The income of catering companies, for instance, fell 2.9 per cent in September from a year earlier, after declining a cumulative 23.9 per cent in the first nine months of the year, NBS data shows.

And sales of communication devices in China dropped by 4.6 per cent last month, year on year. “That might be related to some smartphone companies having delayed their launch of new models,” NBS spokeswoman Liu Aihua said on Monday, alluding to decisions by Apple and Huawei.

“Although [retail sales] are showing a recovery trend, the overall level is still low and still has a ways to go to return to normalcy,” she said.

In a commercial area near the Foxconn factory at Zhengzhou, Henan province, where production lines are running around the clock to produce Apple’s new iPhone 12, a restaurant owner surnamed Chen said he has seen more workers in the past couple of months, but they have been spending less compared with last year.

“It may be due to the pandemic – people’s consumption habits have changed, and they have decided to save more money,” he said.

Despite improving in September, retail sales in the first three quarters of the year were down 7.3 per cent from a year earlier, and consumption dragged down the nation’s overall economic growth rate by 2.5 percentage points during that period.

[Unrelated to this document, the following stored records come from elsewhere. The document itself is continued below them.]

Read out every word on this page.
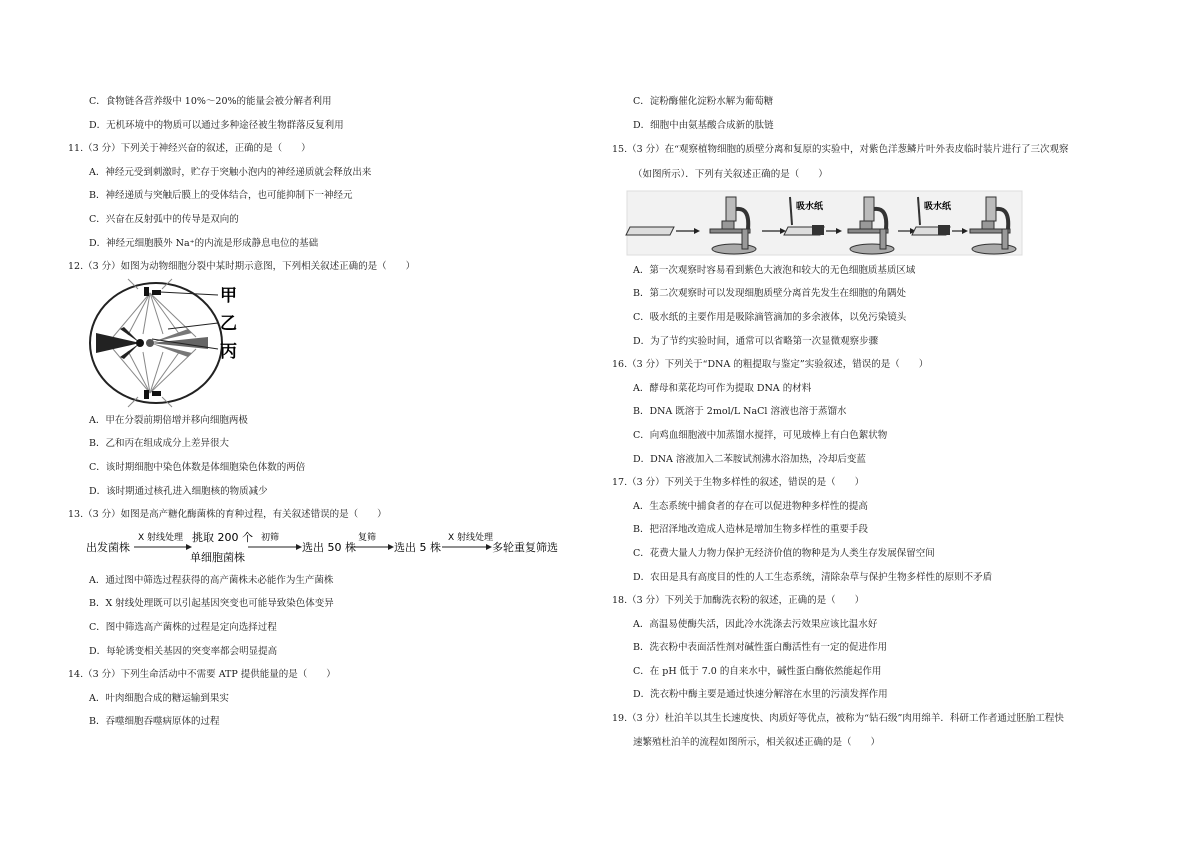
C．食物链各营养级中 10%～20%的能量会被分解者利用
D．无机环境中的物质可以通过多种途径被生物群落反复利用
11.（3 分）下列关于神经兴奋的叙述，正确的是（　　）
A．神经元受到刺激时，贮存于突触小泡内的神经递质就会释放出来
B．神经递质与突触后膜上的受体结合，也可能抑制下一神经元
C．兴奋在反射弧中的传导是双向的
D．神经元细胞膜外 Na⁺的内流是形成静息电位的基础
12.（3 分）如图为动物细胞分裂中某时期示意图，下列相关叙述正确的是（　　）
甲
乙
丙
A．甲在分裂前期倍增并移向细胞两极
B．乙和丙在组成成分上差异很大
C．该时期细胞中染色体数是体细胞染色体数的两倍
D．该时期通过核孔进入细胞核的物质减少
13.（3 分）如图是高产糖化酶菌株的育种过程，有关叙述错误的是（　　）
出发菌株
X 射线处理 挑取 200 个
单细胞菌株
初筛
选出 50 株
复筛
选出 5 株
X 射线处理
多轮重复筛选
A．通过图中筛选过程获得的高产菌株未必能作为生产菌株
B．X 射线处理既可以引起基因突变也可能导致染色体变异
C．图中筛选高产菌株的过程是定向选择过程
D．每轮诱变相关基因的突变率都会明显提高
14.（3 分）下列生命活动中不需要 ATP 提供能量的是（　　）
A．叶肉细胞合成的糖运输到果实
B．吞噬细胞吞噬病原体的过程
C．淀粉酶催化淀粉水解为葡萄糖
D．细胞中由氨基酸合成新的肽链
15.（3 分）在“观察植物细胞的质壁分离和复原的实验中，对紫色洋葱鳞片叶外表皮临时装片进行了三次观察
（如图所示）．下列有关叙述正确的是（　　）
吸水纸	吸水纸
A．第一次观察时容易看到紫色大液泡和较大的无色细胞质基质区域
B．第二次观察时可以发现细胞质壁分离首先发生在细胞的角隅处
C．吸水纸的主要作用是吸除滴管滴加的多余液体，以免污染镜头
D．为了节约实验时间，通常可以省略第一次显微观察步骤
16.（3 分）下列关于“DNA 的粗提取与鉴定”实验叙述，错误的是（　　）
A．酵母和菜花均可作为提取 DNA 的材料
B．DNA 既溶于 2mol/L NaCl 溶液也溶于蒸馏水
C．向鸡血细胞液中加蒸馏水搅拌，可见玻棒上有白色絮状物
D．DNA 溶液加入二苯胺试剂沸水浴加热，冷却后变蓝
17.（3 分）下列关于生物多样性的叙述，错误的是（　　）
A．生态系统中捕食者的存在可以促进物种多样性的提高
B．把沼泽地改造成人造林是增加生物多样性的重要手段
C．花费大量人力物力保护无经济价值的物种是为人类生存发展保留空间
D．农田是具有高度目的性的人工生态系统，清除杂草与保护生物多样性的原则不矛盾
18.（3 分）下列关于加酶洗衣粉的叙述，正确的是（　　）
A．高温易使酶失活，因此冷水洗涤去污效果应该比温水好
B．洗衣粉中表面活性剂对碱性蛋白酶活性有一定的促进作用
C．在 pH 低于 7.0 的自来水中，碱性蛋白酶依然能起作用
D．洗衣粉中酶主要是通过快速分解溶在水里的污渍发挥作用
19.（3 分）杜泊羊以其生长速度快、肉质好等优点，被称为“钻石级”肉用绵羊．科研工作者通过胚胎工程快
速繁殖杜泊羊的流程如图所示，相关叙述正确的是（　　）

Zhang of Huachuang Securities also said the latest consumer figures out of China had sounded an alarm because they showed that the ratio of per capita consumption spending to per capita income did not continue rising in the third quarter.

The consumption tendency of urban citizens in the third quarter was 60.6 per cent, lower than 64.3 per cent a year prior and only slightly higher than the 60.3 per cent rate in the second quarter. And in rural areas, the consumption tendency of consumers dropped to 76.2 per cent from 83.9 per cent in the second quarter, and from 79.2 per cent a year prior, according to calculations by the Post based on NBS data.

“That might restrict the upper limit of the consumption recovery in the fourth quarter,” Zhang warned.